I am proposing that this DB be supported by bleve.
Badger on this outperforms rocksdb, which is outstanding.

here is a blog post with the benchmarks
https://open.dgraph.io/post/badger/

My understanding is that they will be adding snapshotting also.

@mschoch
Copy link
Member

mschoch commented May 17, 2017

If someone from the community wants to add support it that would be great.

Internally we're focusing on support for moss in the bleve 1.x line. And in bleve 2.x we'll most likely be moving to a custom format and not using generic k/v store in the default index implementation.

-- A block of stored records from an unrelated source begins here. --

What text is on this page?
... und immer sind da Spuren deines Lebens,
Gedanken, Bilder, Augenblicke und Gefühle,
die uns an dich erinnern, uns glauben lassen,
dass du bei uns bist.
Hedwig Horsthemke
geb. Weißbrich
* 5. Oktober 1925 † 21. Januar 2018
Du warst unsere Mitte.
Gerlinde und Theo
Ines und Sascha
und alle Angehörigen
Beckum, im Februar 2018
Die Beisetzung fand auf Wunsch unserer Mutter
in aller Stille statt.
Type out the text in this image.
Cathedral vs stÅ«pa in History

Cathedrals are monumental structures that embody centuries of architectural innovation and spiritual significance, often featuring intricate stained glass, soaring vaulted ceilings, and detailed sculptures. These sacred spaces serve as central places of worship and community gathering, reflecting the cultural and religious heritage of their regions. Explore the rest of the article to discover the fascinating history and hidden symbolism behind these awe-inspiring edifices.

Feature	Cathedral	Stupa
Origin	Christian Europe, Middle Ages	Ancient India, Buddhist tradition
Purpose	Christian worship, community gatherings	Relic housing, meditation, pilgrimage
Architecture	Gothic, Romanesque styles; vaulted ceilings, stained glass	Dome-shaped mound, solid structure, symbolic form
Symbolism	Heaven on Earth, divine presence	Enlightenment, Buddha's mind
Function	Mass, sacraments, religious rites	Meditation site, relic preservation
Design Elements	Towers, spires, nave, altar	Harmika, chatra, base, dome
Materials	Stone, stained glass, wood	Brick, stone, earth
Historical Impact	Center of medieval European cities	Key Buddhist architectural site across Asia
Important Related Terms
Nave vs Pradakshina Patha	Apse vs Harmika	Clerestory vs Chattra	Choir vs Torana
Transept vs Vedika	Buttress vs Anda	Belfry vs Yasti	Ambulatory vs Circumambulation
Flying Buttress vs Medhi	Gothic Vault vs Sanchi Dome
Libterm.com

@mschoch mschoch added this to the 1.X milestone May 17, 2017
@joeblew99
Copy link
Author

ok.. well good to know the roadmap.
i dont have time to do it. Will leave open ?

@mschoch
Copy link
Member

mschoch commented May 17, 2017

Sure, let's leave it open.

@mschoch mschoch reopened this May 17, 2017
@akhenakh
Copy link

I'm planning on giving it a shot.

Anyone else working on it?

@bt
Copy link

bt commented Jul 15, 2017

@akhenakh That would be awesome, please! :)

@akhenakh
Copy link

@bt
Copy link

bt commented Jul 25, 2017

Hey @akhenakh, great work so far!

I'm having a look at it and it's looking great. Was hoping I could help out.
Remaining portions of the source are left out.